No, that doesn't change anything. I already mentioned executing JavaScript.

What are your thoughts on my mention of cURL? Do you think it's acceptable to run `curl www.cnn.com` from the command line? How about browsing the web with JavaScript turned off, or using a text-only browser?

What does javascript have to do with it? It's trivial to display images inline through data URLs. Javascript provides for some of the more onerous types of advertising, but it is by no means necessary to the process. We've all seen plenty of ways CSS could be leverages as an alternate solution.

Re: text only browsing, that still allows for advertising, and it's up to the content provider to either take advantage of the mediums available to the client or take steps to attempt to block that access. There are plenty of legitimate cases for text only internet (such as access for the blind).

Re: cURL, now we are getting more into scraping, and I think it's event more clear cut that it's not the intent of the provider for their content to be used that way, and there are much more often AUPs that specifically cover this in a non-ambiguous way.

This is something I've thought quite a bit about, as at times some of my major work projects have been based around web scraping. I've come to terms that some of the things I have done, and do, for work, are morally ambiguous (or even immoral) to a degree (although others may not see it that way at all).

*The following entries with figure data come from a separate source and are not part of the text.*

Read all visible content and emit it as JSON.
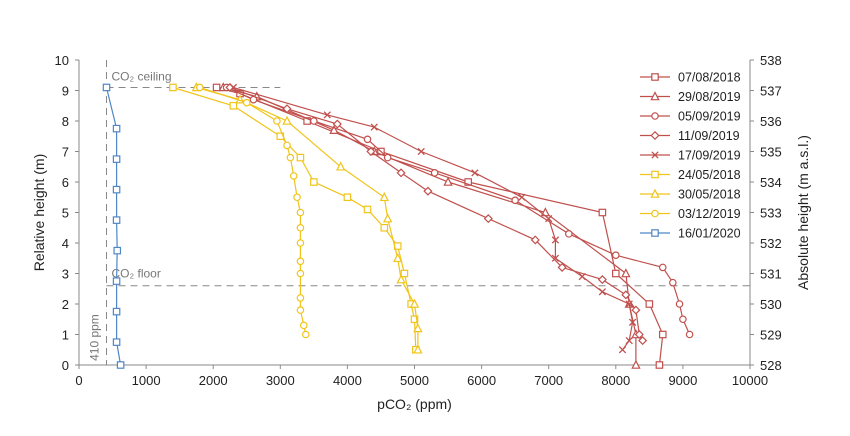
{
  "chart_data": {
    "type": "line",
    "xlabel": "pCO₂ (ppm)",
    "ylabel_left": "Relative height (m)",
    "ylabel_right": "Absolute height (m a.s.l.)",
    "xlim": [
      0,
      10000
    ],
    "ylim_left": [
      0,
      10
    ],
    "ylim_right": [
      528,
      538
    ],
    "x_ticks": [
      "0",
      "1000",
      "2000",
      "3000",
      "4000",
      "5000",
      "6000",
      "7000",
      "8000",
      "9000",
      "10000"
    ],
    "y_ticks_left": [
      "0",
      "1",
      "2",
      "3",
      "4",
      "5",
      "6",
      "7",
      "8",
      "9",
      "10"
    ],
    "y_ticks_right": [
      "528",
      "529",
      "530",
      "531",
      "532",
      "533",
      "534",
      "535",
      "536",
      "537",
      "538"
    ],
    "grid": false,
    "legend_position": "right",
    "annotations": {
      "ceiling_label": "CO₂ ceiling",
      "floor_label": "CO₂ floor",
      "atm_label": "410 ppm"
    },
    "reference_lines": {
      "ceiling_y": 9.1,
      "floor_y": 2.6,
      "atm_x": 410
    },
    "series": [
      {
        "name": "07/08/2018",
        "color": "#c0504d",
        "marker": "square",
        "points": [
          [
            2050,
            9.1
          ],
          [
            2400,
            8.9
          ],
          [
            3400,
            8.0
          ],
          [
            4500,
            7.0
          ],
          [
            5800,
            6.0
          ],
          [
            7800,
            5.0
          ],
          [
            8000,
            3.0
          ],
          [
            8500,
            2.0
          ],
          [
            8700,
            1.0
          ],
          [
            8650,
            0.0
          ]
        ]
      },
      {
        "name": "29/08/2019",
        "color": "#c0504d",
        "marker": "triangle",
        "points": [
          [
            2150,
            9.1
          ],
          [
            2650,
            8.8
          ],
          [
            3800,
            7.7
          ],
          [
            4400,
            7.0
          ],
          [
            5500,
            6.0
          ],
          [
            6950,
            5.0
          ],
          [
            8150,
            3.0
          ],
          [
            8200,
            2.0
          ],
          [
            8300,
            1.0
          ],
          [
            8300,
            0.0
          ]
        ]
      },
      {
        "name": "05/09/2019",
        "color": "#c0504d",
        "marker": "circle",
        "points": [
          [
            2200,
            9.1
          ],
          [
            2600,
            8.7
          ],
          [
            3500,
            8.0
          ],
          [
            4300,
            7.4
          ],
          [
            4600,
            6.8
          ],
          [
            5300,
            6.3
          ],
          [
            6500,
            5.4
          ],
          [
            7300,
            4.3
          ],
          [
            8000,
            3.6
          ],
          [
            8700,
            3.2
          ],
          [
            8850,
            2.7
          ],
          [
            8950,
            2.0
          ],
          [
            9000,
            1.5
          ],
          [
            9100,
            1.0
          ]
        ]
      },
      {
        "name": "11/09/2019",
        "color": "#c0504d",
        "marker": "diamond",
        "points": [
          [
            2250,
            9.1
          ],
          [
            3100,
            8.4
          ],
          [
            3850,
            7.9
          ],
          [
            4350,
            7.0
          ],
          [
            4800,
            6.3
          ],
          [
            5200,
            5.7
          ],
          [
            6100,
            4.8
          ],
          [
            6800,
            4.1
          ],
          [
            7200,
            3.2
          ],
          [
            7800,
            2.8
          ],
          [
            8150,
            2.3
          ],
          [
            8300,
            1.8
          ],
          [
            8350,
            1.0
          ],
          [
            8400,
            0.8
          ]
        ]
      },
      {
        "name": "17/09/2019",
        "color": "#c0504d",
        "marker": "x",
        "points": [
          [
            2300,
            9.1
          ],
          [
            3700,
            8.2
          ],
          [
            4400,
            7.8
          ],
          [
            5100,
            7.0
          ],
          [
            5900,
            6.3
          ],
          [
            6600,
            5.5
          ],
          [
            7000,
            4.8
          ],
          [
            7100,
            4.1
          ],
          [
            7100,
            3.5
          ],
          [
            7500,
            2.9
          ],
          [
            7800,
            2.4
          ],
          [
            8200,
            2.0
          ],
          [
            8250,
            1.4
          ],
          [
            8200,
            0.8
          ],
          [
            8100,
            0.5
          ]
        ]
      },
      {
        "name": "24/05/2018",
        "color": "#f0c419",
        "marker": "square",
        "points": [
          [
            1400,
            9.1
          ],
          [
            2300,
            8.5
          ],
          [
            3000,
            7.5
          ],
          [
            3300,
            6.8
          ],
          [
            3500,
            6.0
          ],
          [
            4000,
            5.5
          ],
          [
            4300,
            5.1
          ],
          [
            4550,
            4.5
          ],
          [
            4750,
            3.9
          ],
          [
            4850,
            3.0
          ],
          [
            4950,
            2.0
          ],
          [
            5000,
            1.5
          ],
          [
            5020,
            0.5
          ]
        ]
      },
      {
        "name": "30/05/2018",
        "color": "#f0c419",
        "marker": "triangle",
        "points": [
          [
            1750,
            9.1
          ],
          [
            2400,
            8.7
          ],
          [
            3100,
            8.0
          ],
          [
            3900,
            6.5
          ],
          [
            4550,
            5.5
          ],
          [
            4600,
            4.8
          ],
          [
            4750,
            3.5
          ],
          [
            4800,
            2.8
          ],
          [
            5000,
            2.0
          ],
          [
            5050,
            1.2
          ],
          [
            5050,
            0.5
          ]
        ]
      },
      {
        "name": "03/12/2019",
        "color": "#f0c419",
        "marker": "circle",
        "points": [
          [
            1800,
            9.1
          ],
          [
            2500,
            8.6
          ],
          [
            2950,
            8.0
          ],
          [
            3100,
            7.2
          ],
          [
            3150,
            6.8
          ],
          [
            3200,
            6.2
          ],
          [
            3250,
            5.5
          ],
          [
            3300,
            5.0
          ],
          [
            3300,
            4.5
          ],
          [
            3300,
            4.0
          ],
          [
            3300,
            3.4
          ],
          [
            3300,
            3.0
          ],
          [
            3300,
            2.2
          ],
          [
            3300,
            1.8
          ],
          [
            3350,
            1.3
          ],
          [
            3380,
            1.0
          ]
        ]
      },
      {
        "name": "16/01/2020",
        "color": "#4f86c6",
        "marker": "square",
        "points": [
          [
            410,
            9.1
          ],
          [
            560,
            7.75
          ],
          [
            560,
            6.75
          ],
          [
            560,
            5.75
          ],
          [
            560,
            4.75
          ],
          [
            570,
            3.75
          ],
          [
            560,
            2.75
          ],
          [
            560,
            1.75
          ],
          [
            560,
            0.75
          ],
          [
            620,
            0.0
          ]
        ]
      }
    ]
  }
}
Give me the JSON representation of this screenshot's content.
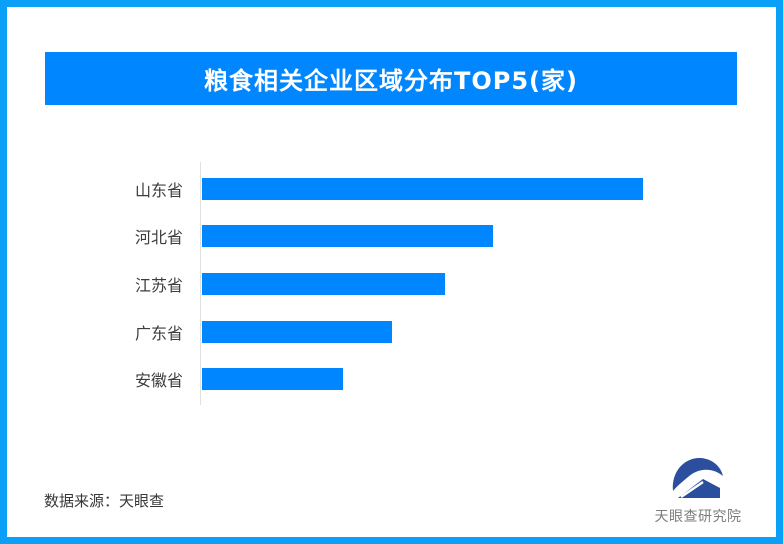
{
  "page": {
    "border_color": "#0aa0f8",
    "background": "#ffffff"
  },
  "banner": {
    "title": "粮食相关企业区域分布TOP5(家)",
    "bg_color": "#0086ff",
    "text_color": "#ffffff"
  },
  "chart_data": {
    "type": "bar",
    "orientation": "horizontal",
    "title": "粮食相关企业区域分布TOP5(家)",
    "categories": [
      "山东省",
      "河北省",
      "江苏省",
      "广东省",
      "安徽省"
    ],
    "values": [
      100,
      66,
      55,
      43,
      32
    ],
    "value_note": "no numeric axis or data labels shown; values are relative, longest bar = 100",
    "bar_color": "#0086ff",
    "axis_line_color": "#e0e0e0",
    "grid": false,
    "legend": false
  },
  "footer": {
    "source_text": "数据来源：天眼查",
    "logo": {
      "icon": "tianyancha-logo",
      "label": "天眼查研究院",
      "icon_color": "#2b4f9e",
      "label_color": "#7d7d7d"
    }
  }
}
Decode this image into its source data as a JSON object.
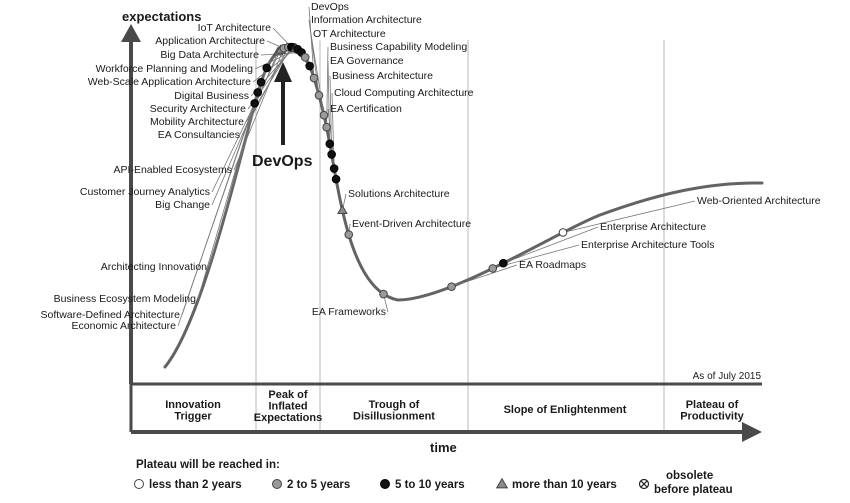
{
  "chart_data": {
    "type": "line",
    "title": "",
    "ylabel": "expectations",
    "xlabel": "time",
    "as_of": "As of July 2015",
    "annotation": "DevOps",
    "phases": [
      "Innovation Trigger",
      "Peak of Inflated Expectations",
      "Trough of Disillusionment",
      "Slope of Enlightenment",
      "Plateau of Productivity"
    ],
    "legend_title": "Plateau will be reached in:",
    "legend": [
      {
        "key": "lt2",
        "label": "less than 2 years",
        "fill": "#ffffff"
      },
      {
        "key": "2to5",
        "label": "2 to 5 years",
        "fill": "#9a9a9a"
      },
      {
        "key": "5to10",
        "label": "5 to 10 years",
        "fill": "#111111"
      },
      {
        "key": "gt10",
        "label": "more than 10 years",
        "fill": "#8a8a8a"
      },
      {
        "key": "obsolete",
        "label": "obsolete before plateau",
        "fill": "#ffffff"
      }
    ],
    "points": [
      {
        "label": "Economic Architecture",
        "x": 0.196,
        "cat": "5to10"
      },
      {
        "label": "Software-Defined Architecture",
        "x": 0.201,
        "cat": "5to10"
      },
      {
        "label": "Business Ecosystem Modeling",
        "x": 0.206,
        "cat": "5to10"
      },
      {
        "label": "Architecting Innovation",
        "x": 0.215,
        "cat": "5to10"
      },
      {
        "label": "Big Change",
        "x": 0.233,
        "cat": "gt10"
      },
      {
        "label": "Customer Journey Analytics",
        "x": 0.237,
        "cat": "gt10"
      },
      {
        "label": "API-Enabled Ecosystems",
        "x": 0.242,
        "cat": "2to5"
      },
      {
        "label": "EA Consultancies",
        "x": 0.249,
        "cat": "2to5"
      },
      {
        "label": "Mobility Architecture",
        "x": 0.254,
        "cat": "5to10"
      },
      {
        "label": "Security Architecture",
        "x": 0.256,
        "cat": "5to10"
      },
      {
        "label": "Digital Business",
        "x": 0.258,
        "cat": "5to10"
      },
      {
        "label": "Web-Scale Application Architecture",
        "x": 0.261,
        "cat": "gt10"
      },
      {
        "label": "Workforce Planning and Modeling",
        "x": 0.264,
        "cat": "5to10"
      },
      {
        "label": "Big Data Architecture",
        "x": 0.27,
        "cat": "5to10"
      },
      {
        "label": "Application Architecture",
        "x": 0.276,
        "cat": "2to5"
      },
      {
        "label": "IoT Architecture",
        "x": 0.283,
        "cat": "5to10"
      },
      {
        "label": "DevOps",
        "x": 0.29,
        "cat": "2to5"
      },
      {
        "label": "Information Architecture",
        "x": 0.298,
        "cat": "2to5"
      },
      {
        "label": "OT Architecture",
        "x": 0.306,
        "cat": "2to5"
      },
      {
        "label": "Business Capability Modeling",
        "x": 0.31,
        "cat": "2to5"
      },
      {
        "label": "EA Governance",
        "x": 0.315,
        "cat": "5to10"
      },
      {
        "label": "Business Architecture",
        "x": 0.318,
        "cat": "5to10"
      },
      {
        "label": "Cloud Computing Architecture",
        "x": 0.322,
        "cat": "5to10"
      },
      {
        "label": "EA Certification",
        "x": 0.325,
        "cat": "5to10"
      },
      {
        "label": "Solutions Architecture",
        "x": 0.335,
        "cat": "gt10"
      },
      {
        "label": "Event-Driven Architecture",
        "x": 0.345,
        "cat": "2to5"
      },
      {
        "label": "EA Frameworks",
        "x": 0.4,
        "cat": "2to5"
      },
      {
        "label": "EA Roadmaps",
        "x": 0.508,
        "cat": "2to5"
      },
      {
        "label": "Enterprise Architecture Tools",
        "x": 0.573,
        "cat": "2to5"
      },
      {
        "label": "Enterprise Architecture",
        "x": 0.59,
        "cat": "5to10"
      },
      {
        "label": "Web-Oriented Architecture",
        "x": 0.685,
        "cat": "lt2"
      }
    ]
  }
}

Similarly, I myself run an ad-blocker, as I find the web untenable without one. I'm aware of how hypocritical this is. My argument has never been "do not run ad-blockers", it's always been just to point out what I see as a set of troubling behavior that I see, which I also contribute to. I would prefer not to block ads, but I don't see that as a strategy that's currently useful. That may make me worse than those that I view as ignorant of their actions. I'm prepared to live with this, at least in the short term.

Really,I'm just pushing what I see as introspection.

> What does javascript have to do with it? It's trivial to display images inline through data URLs.

My point applies to that too. Images, text, CSS, video, etc. I'm saying I don't have a problem with requesting an HTML file, receiving it, and then choosing to not render/execute/display certain parts of it.

> Re: text only browsing, that still allows for advertising, and it's up to the content provider to either take advantage of the mediums available to the client or take steps to attempt to block that access.

I agree, but that doesn't sound like your previous position.

> Re: cURL, now we are getting more into scraping, and I think it's event more clear cut that it's not the intent of the provider for their content to be used that way, and there are much more often AUPs that specifically cover this in a non-ambiguous way.

I'm not talking about programmatically requesting large amounts of content. I just meant a single individual running a single cURL command.

> My argument has never been "do not run ad-blockers", it's always been just to point out what I see as a set of troubling behavior that I see, which I also contribute to.

I guess I'm arguing that you don't need to be a hypocrite, because it's not troubling behavior.